USD/JPY rose to 157.85 on Thursday, its highest level since the Bank of Japan's surprise intervention last October. Finance Minister Shunichi Suzuki stated the government is "closely watching currency moves with a high sense of urgency."
Intervention History
| Date | Level | Amount | Result |
|---|---|---|---|
| Oct 2025 | 158.50 | ~$30B | Dropped to 152 |
| Jul 2025 | 161.90 | ~$22B | Dropped to 157 |
| Apr 2024 | 160.20 | ~$60B | Dropped to 151 |
Why the Yen Keeps Weakening
- Rate differential: US rates at 5.25% vs Japan at 0.25% — massive carry trade incentive
- BoJ reluctance: Markets doubt the BoJ will hike again soon after Q1 GDP miss
- Risk appetite: Global equities at highs reduce safe-haven yen demand
Trading Implications
The 158.00-160.00 zone is the "danger zone" where intervention becomes likely.
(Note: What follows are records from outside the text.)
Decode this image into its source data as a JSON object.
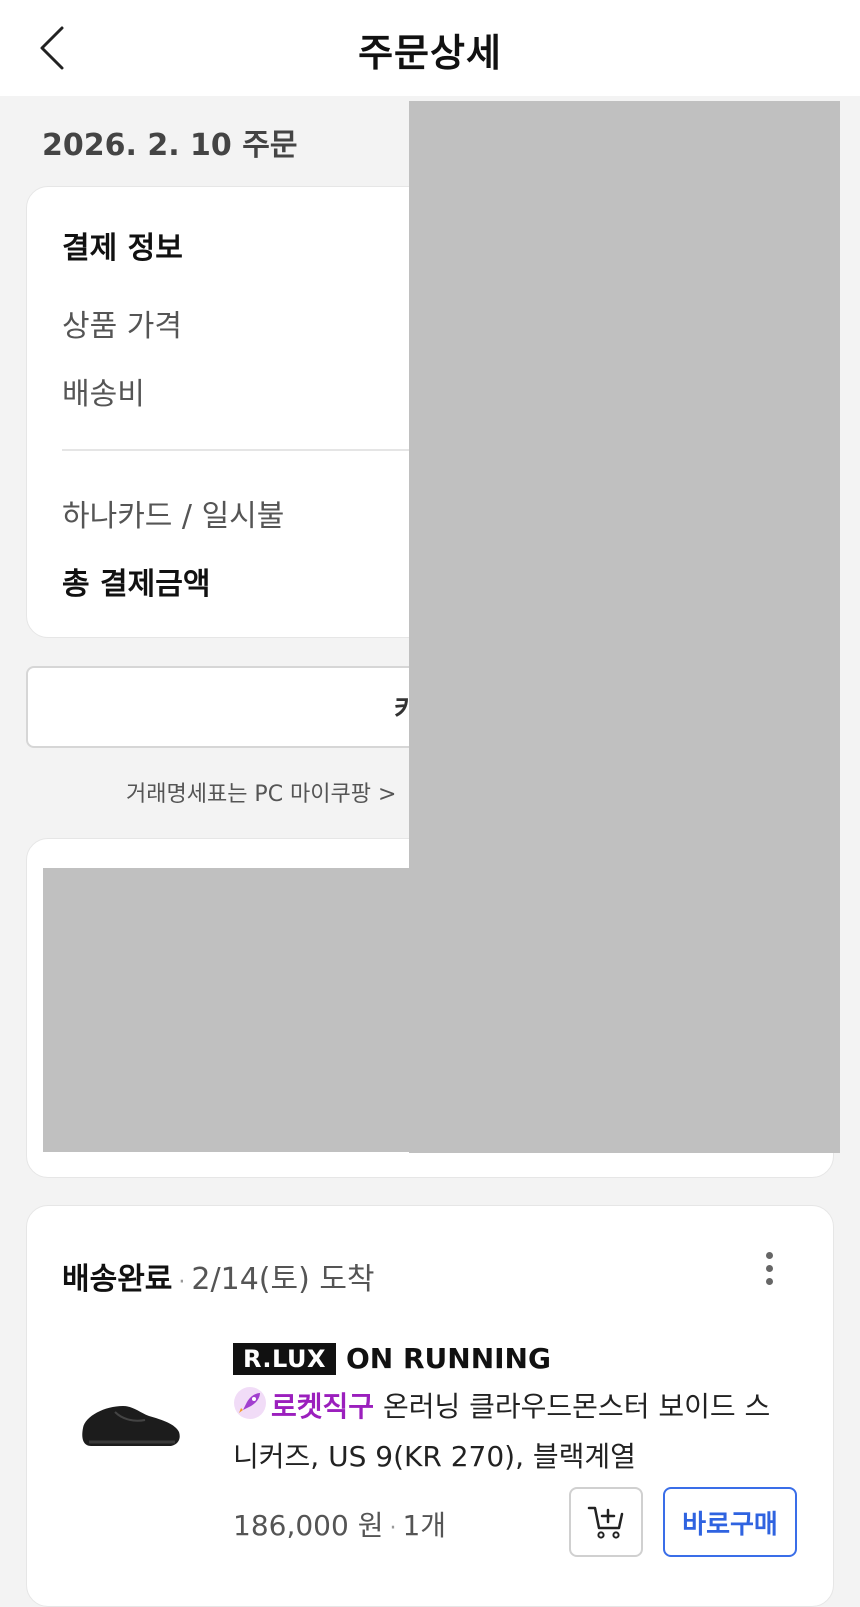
{
  "header": {
    "title": "주문상세"
  },
  "order": {
    "date_label": "2026. 2. 10 주문"
  },
  "payment": {
    "title": "결제 정보",
    "rows": [
      "상품 가격",
      "배송비"
    ],
    "method": "하나카드 / 일시불",
    "total_label": "총 결제금액"
  },
  "receipt_button": {
    "label": "카드영"
  },
  "note": {
    "text": "거래명세표는 PC 마이쿠팡 >"
  },
  "delivery": {
    "status": "배송완료",
    "arrival": "2/14(토) 도착",
    "badge": "R.LUX",
    "brand": "ON RUNNING",
    "rocket_label": "로켓직구",
    "product_name": "온러닝 클라우드몬스터 보이드 스니커즈, US 9(KR 270), 블랙계열",
    "price": "186,000 원",
    "quantity": "1개",
    "buy_now_label": "바로구매"
  },
  "colors": {
    "accent_blue": "#2f63e0",
    "rocket_purple": "#9b1fbd",
    "redaction_gray": "#c0c0c0"
  },
  "icons": [
    "back-icon",
    "kebab-menu-icon",
    "rocket-icon",
    "add-to-cart-icon"
  ]
}
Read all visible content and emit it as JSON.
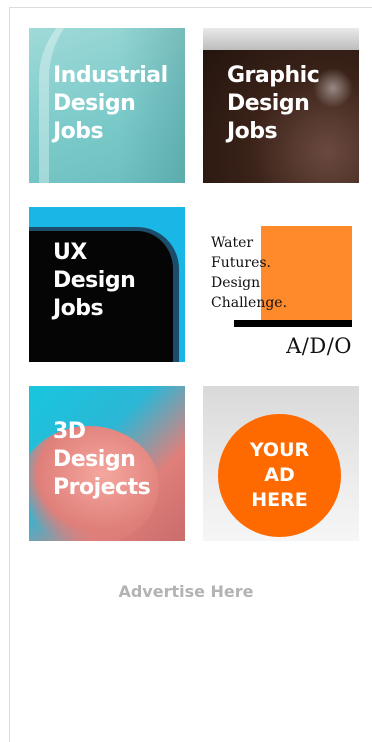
{
  "tiles": [
    {
      "text": "Industrial\nDesign\nJobs"
    },
    {
      "text": "Graphic\nDesign\nJobs"
    },
    {
      "text": "UX\nDesign\nJobs"
    },
    {
      "text": "Water\nFutures.\nDesign\nChallenge.",
      "logo": "A/D/O"
    },
    {
      "text": "3D\nDesign\nProjects"
    },
    {
      "text": "YOUR\nAD\nHERE"
    }
  ],
  "advertise_label": "Advertise Here",
  "colors": {
    "ad_circle": "#ff6a00",
    "water_square": "#ff8a2b",
    "advertise_text": "#b3b3b3"
  }
}
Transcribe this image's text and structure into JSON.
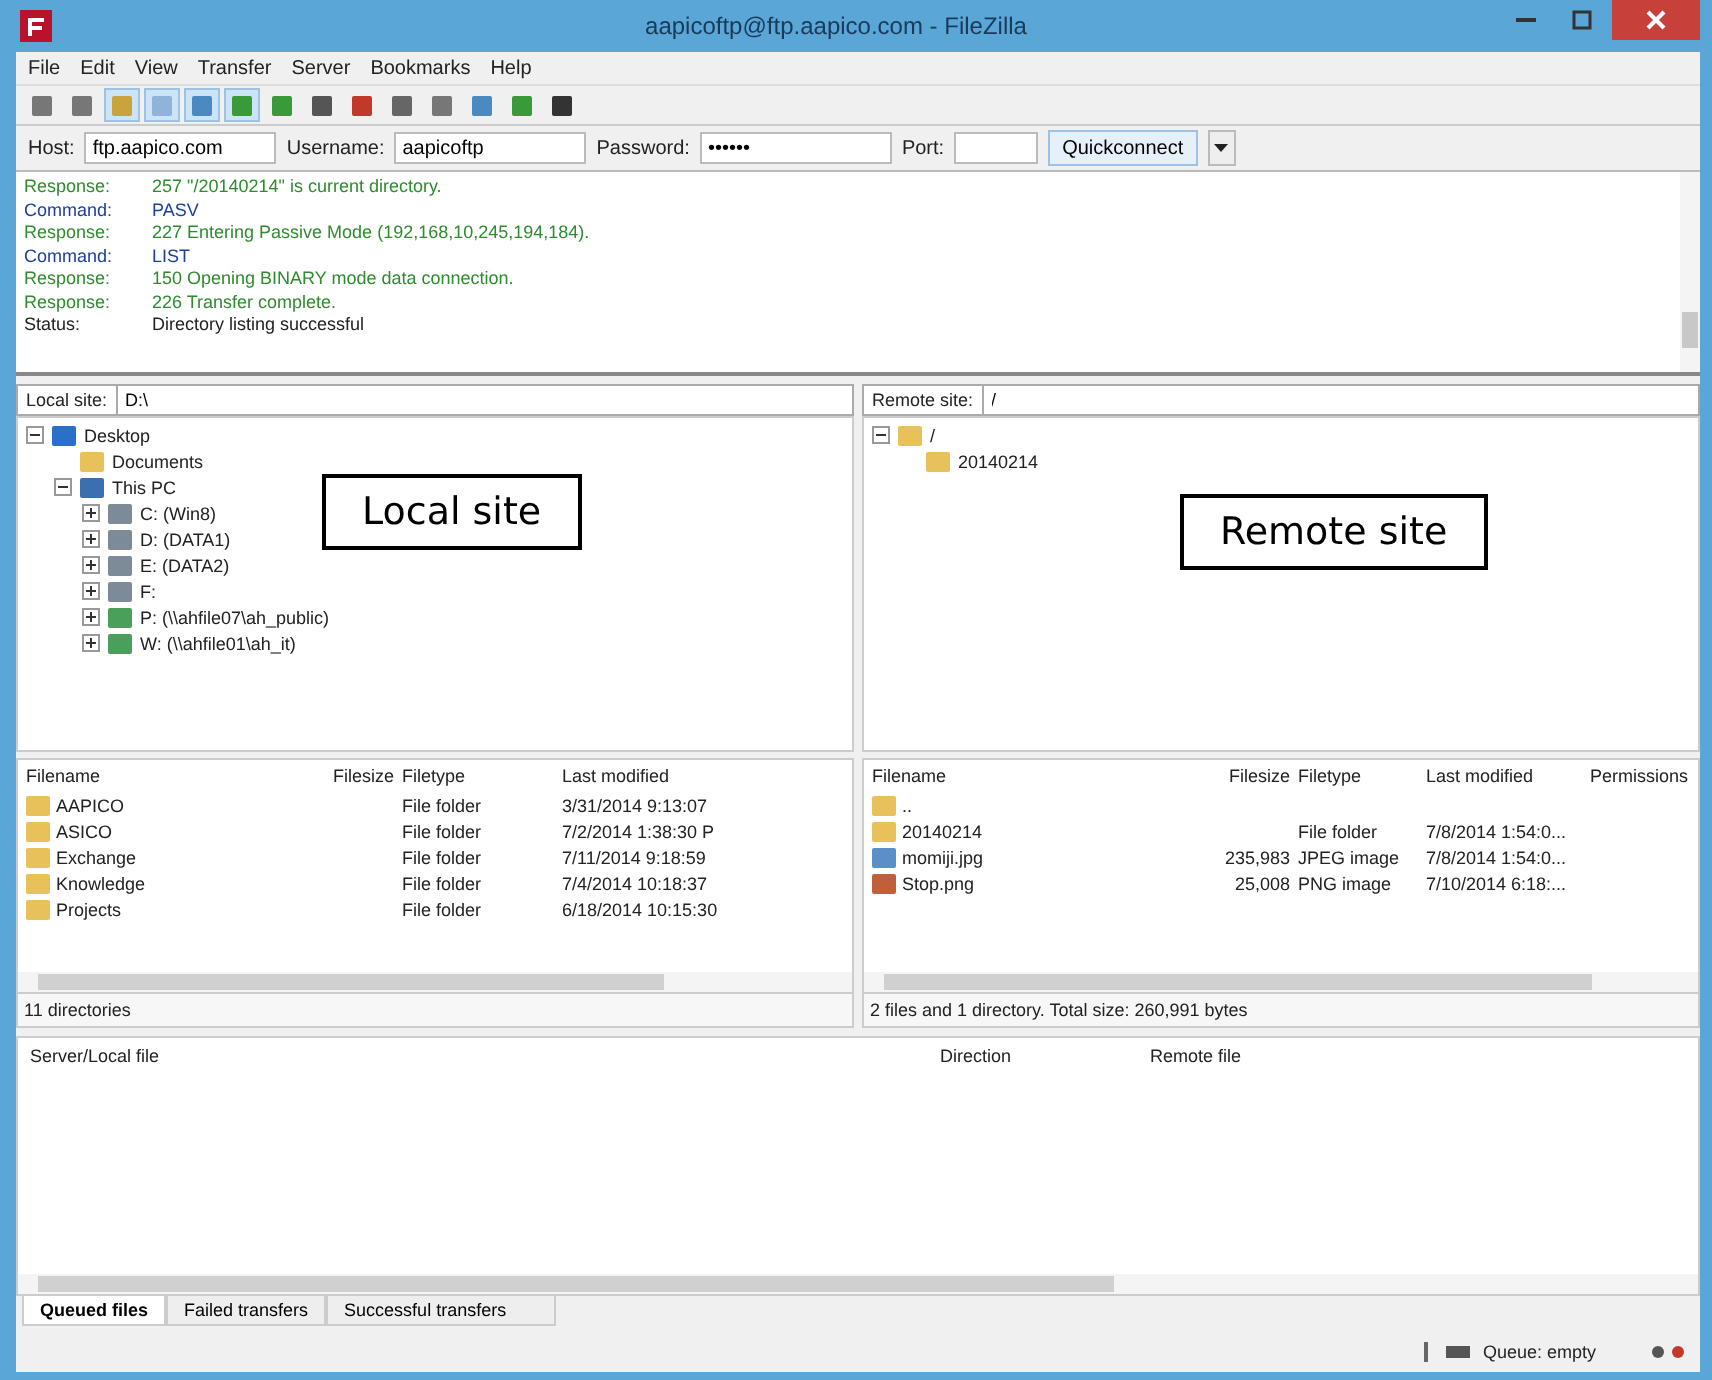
{
  "window": {
    "title": "aapicoftp@ftp.aapico.com - FileZilla"
  },
  "menu": [
    "File",
    "Edit",
    "View",
    "Transfer",
    "Server",
    "Bookmarks",
    "Help"
  ],
  "quickconnect": {
    "host_label": "Host:",
    "host": "ftp.aapico.com",
    "username_label": "Username:",
    "username": "aapicoftp",
    "password_label": "Password:",
    "password": "••••••",
    "port_label": "Port:",
    "button": "Quickconnect"
  },
  "log": [
    {
      "kind": "response",
      "label": "Response:",
      "message": "257 \"/20140214\" is current directory."
    },
    {
      "kind": "command",
      "label": "Command:",
      "message": "PASV"
    },
    {
      "kind": "response",
      "label": "Response:",
      "message": "227 Entering Passive Mode (192,168,10,245,194,184)."
    },
    {
      "kind": "command",
      "label": "Command:",
      "message": "LIST"
    },
    {
      "kind": "response",
      "label": "Response:",
      "message": "150 Opening BINARY mode data connection."
    },
    {
      "kind": "response",
      "label": "Response:",
      "message": "226 Transfer complete."
    },
    {
      "kind": "status",
      "label": "Status:",
      "message": "Directory listing successful"
    }
  ],
  "local_site": {
    "label": "Local site:",
    "path": "D:\\"
  },
  "remote_site": {
    "label": "Remote site:",
    "path": "/"
  },
  "local_tree": [
    {
      "name": "Desktop",
      "kind": "desktop",
      "expanded": true,
      "children": [
        {
          "name": "Documents",
          "kind": "folder"
        },
        {
          "name": "This PC",
          "kind": "pc",
          "expanded": true,
          "children": [
            {
              "name": "C: (Win8)",
              "kind": "drive",
              "expanded": false
            },
            {
              "name": "D: (DATA1)",
              "kind": "drive",
              "expanded": false
            },
            {
              "name": "E: (DATA2)",
              "kind": "drive",
              "expanded": false
            },
            {
              "name": "F:",
              "kind": "drive",
              "expanded": false
            },
            {
              "name": "P: (\\\\ahfile07\\ah_public)",
              "kind": "network",
              "expanded": false
            },
            {
              "name": "W: (\\\\ahfile01\\ah_it)",
              "kind": "network",
              "expanded": false
            }
          ]
        }
      ]
    }
  ],
  "remote_tree": [
    {
      "name": "/",
      "kind": "folder",
      "expanded": true,
      "children": [
        {
          "name": "20140214",
          "kind": "folder"
        }
      ]
    }
  ],
  "annotations": [
    "Local site",
    "Remote site"
  ],
  "local_files": {
    "columns": [
      "Filename",
      "Filesize",
      "Filetype",
      "Last modified"
    ],
    "rows": [
      {
        "kind": "folder",
        "name": "AAPICO",
        "size": "",
        "type": "File folder",
        "modified": "3/31/2014 9:13:07"
      },
      {
        "kind": "folder",
        "name": "ASICO",
        "size": "",
        "type": "File folder",
        "modified": "7/2/2014 1:38:30 P"
      },
      {
        "kind": "folder",
        "name": "Exchange",
        "size": "",
        "type": "File folder",
        "modified": "7/11/2014 9:18:59"
      },
      {
        "kind": "folder",
        "name": "Knowledge",
        "size": "",
        "type": "File folder",
        "modified": "7/4/2014 10:18:37"
      },
      {
        "kind": "folder",
        "name": "Projects",
        "size": "",
        "type": "File folder",
        "modified": "6/18/2014 10:15:30"
      }
    ],
    "status": "11 directories"
  },
  "remote_files": {
    "columns": [
      "Filename",
      "Filesize",
      "Filetype",
      "Last modified",
      "Permissions"
    ],
    "rows": [
      {
        "kind": "folder",
        "name": "..",
        "size": "",
        "type": "",
        "modified": ""
      },
      {
        "kind": "folder",
        "name": "20140214",
        "size": "",
        "type": "File folder",
        "modified": "7/8/2014 1:54:0..."
      },
      {
        "kind": "photo",
        "name": "momiji.jpg",
        "size": "235,983",
        "type": "JPEG image",
        "modified": "7/8/2014 1:54:0..."
      },
      {
        "kind": "picture",
        "name": "Stop.png",
        "size": "25,008",
        "type": "PNG image",
        "modified": "7/10/2014 6:18:..."
      }
    ],
    "status": "2 files and 1 directory. Total size: 260,991 bytes"
  },
  "queue": {
    "columns": [
      "Server/Local file",
      "Direction",
      "Remote file"
    ]
  },
  "queue_tabs": [
    {
      "label": "Queued files",
      "selected": true
    },
    {
      "label": "Failed transfers",
      "selected": false
    },
    {
      "label": "Successful transfers",
      "selected": false
    }
  ],
  "status_bar": {
    "queue": "Queue: empty"
  }
}
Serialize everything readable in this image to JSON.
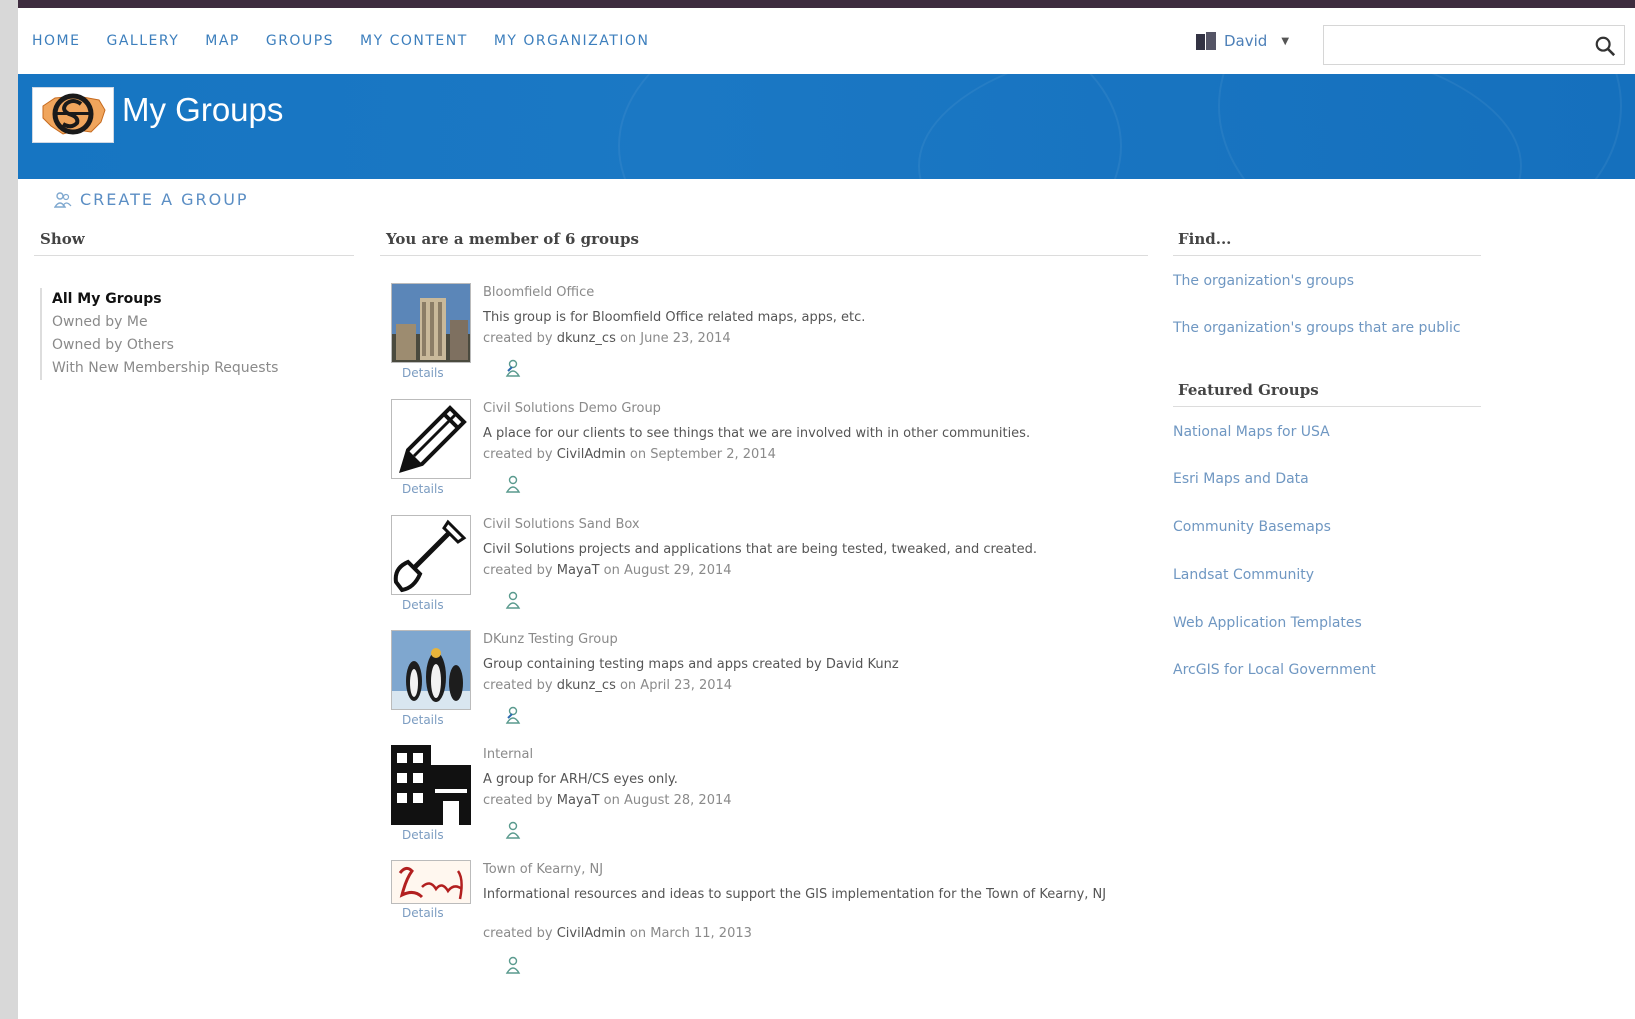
{
  "nav": {
    "links": [
      "HOME",
      "GALLERY",
      "MAP",
      "GROUPS",
      "MY CONTENT",
      "MY ORGANIZATION"
    ],
    "user": "David",
    "search_placeholder": ""
  },
  "banner": {
    "title": "My Groups"
  },
  "create_group_label": "CREATE A GROUP",
  "show": {
    "heading": "Show",
    "items": [
      "All My Groups",
      "Owned by Me",
      "Owned by Others",
      "With New Membership Requests"
    ]
  },
  "groups_heading": "You are a member of 6 groups",
  "groups": [
    {
      "title": "Bloomfield Office",
      "desc": "This group is for Bloomfield Office related maps, apps, etc.",
      "created_prefix": "created by ",
      "owner": "dkunz_cs",
      "date": " on June 23, 2014",
      "details": "Details"
    },
    {
      "title": "Civil Solutions Demo Group",
      "desc": "A place for our clients to see things that we are involved with in other communities.",
      "created_prefix": "created by ",
      "owner": "CivilAdmin",
      "date": " on September 2, 2014",
      "details": "Details"
    },
    {
      "title": "Civil Solutions Sand Box",
      "desc": "Civil Solutions projects and applications that are being tested, tweaked, and created.",
      "created_prefix": "created by ",
      "owner": "MayaT",
      "date": " on August 29, 2014",
      "details": "Details"
    },
    {
      "title": "DKunz Testing Group",
      "desc": "Group containing testing maps and apps created by David Kunz",
      "created_prefix": "created by ",
      "owner": "dkunz_cs",
      "date": " on April 23, 2014",
      "details": "Details"
    },
    {
      "title": "Internal",
      "desc": "A group for ARH/CS eyes only.",
      "created_prefix": "created by ",
      "owner": "MayaT",
      "date": " on August 28, 2014",
      "details": "Details"
    },
    {
      "title": "Town of Kearny, NJ",
      "desc": "Informational resources and ideas to support the GIS implementation for the Town of Kearny, NJ",
      "created_prefix": "created by ",
      "owner": "CivilAdmin",
      "date": " on March 11, 2013",
      "details": "Details"
    }
  ],
  "find": {
    "heading": "Find...",
    "links": [
      "The organization's groups",
      "The organization's groups that are public"
    ]
  },
  "featured": {
    "heading": "Featured Groups",
    "links": [
      "National Maps for USA",
      "Esri Maps and Data",
      "Community Basemaps",
      "Landsat Community",
      "Web Application Templates",
      "ArcGIS for Local Government"
    ]
  },
  "colors": {
    "banner": "#1675c2",
    "link": "#3d7fbd"
  }
}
Traders should:
- Reduce USD/JPY long exposure above 157.50
- Tighten stops significantly — intervention drops can be 300-500 pips in minutes
- Consider yen crosses (EUR/JPY, GBP/JPY) which are less targeted by intervention
Intervention doesn't change the trend — it resets the level. Every past intervention was eventually retraced within 2-3 months because the fundamental rate gap remains.